JJ jumped back in, quickly taking the edge off it. “Don’t get me wrong, it’s not a question of danger. It’s ... well, it’s complicated. And, Jools, I can assure you, I haven’t compromised you in any way by coming here. I’m very discreet, very careful, and I think too much of you, even if it has been eight years.”
She smiled back and mouthed the words, “Me too,” no sound coming out. The smile grew broader then and she said, “Why don’t we open a bottle of Chilean red and we can sit and look through all my old photos and be really sad oldies?”
He nodded, smiling too, and saying as an afterthought, “Can you drink?”
“Glass or two now and again. Starting his or her education early.”
“You don’t know what it is?”
She shook her head in response and shrugged, like it was incidental knowledge.

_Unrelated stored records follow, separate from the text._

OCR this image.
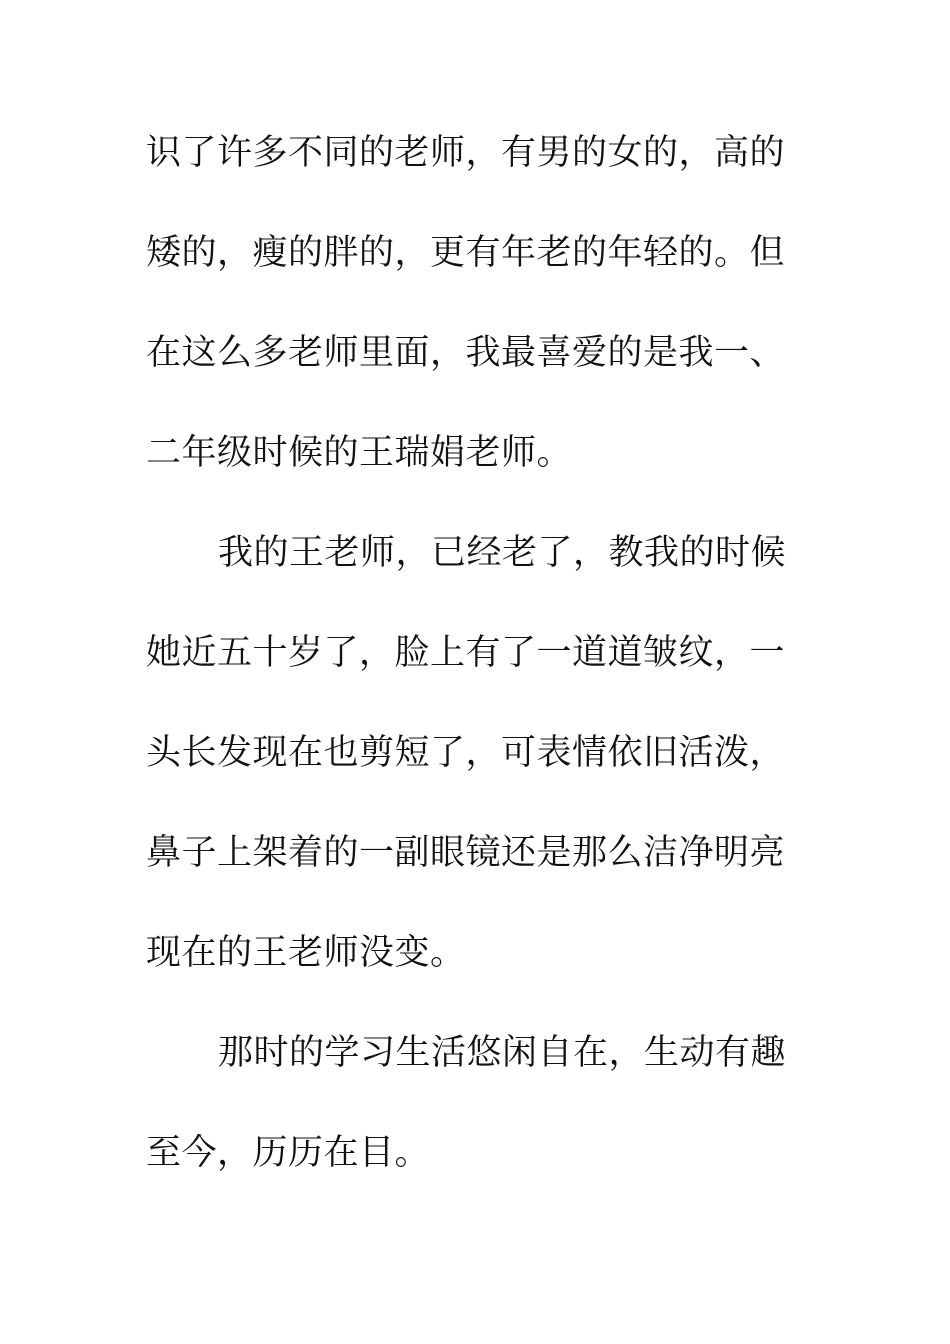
识了许多不同的老师，有男的女的，高的
矮的，瘦的胖的，更有年老的年轻的。但
在这么多老师里面，我最喜爱的是我一、
二年级时候的王瑞娟老师。
我的王老师，已经老了，教我的时候
她近五十岁了，脸上有了一道道皱纹，一
头长发现在也剪短了，可表情依旧活泼，
鼻子上架着的一副眼镜还是那么洁净明亮
现在的王老师没变。
那时的学习生活悠闲自在，生动有趣
至今，历历在目。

They sat in the living room for an hour, drinking wine, looking through photos, JJ playing catch-up on various faces, Jools finding little to say about most of them, only that they were in some management job or other, that they were married, single, still with the same partner from college. They talked mainly about the past, the brief window of their student years, as though at graduation they’d stopped doing things worth committing to memory.
It was a good way to wallow out the evening, but as they talked JJ could feel a sense slowly building inside him that maybe he’d come too far, even if some of the others hadn’t. Maybe those friendships were only that, boxes of old photos, and there he was in some of them, but they were like pictures of a doppelgänger, someone who looked like him but had a different past, a different outlook, different DNA.
And as much as he enjoyed being with Jools again, as natural as it felt after just a couple of hours, what would there be beyond that? Even if he found some way of being in contact with her on a regular basis, what would there be to talk about except the child that would soon be her focal point?
Perhaps he would keep in touch in his own way now, dropping in once a year or so, out of the blue as he had that evening, so they could measure the progress of each other’s lives for a couple of hours before parting again. And at some point perhaps she’d notice that it had been more than a year, two years, three, and that would be the mark of his passing in the world he’d once inhabited.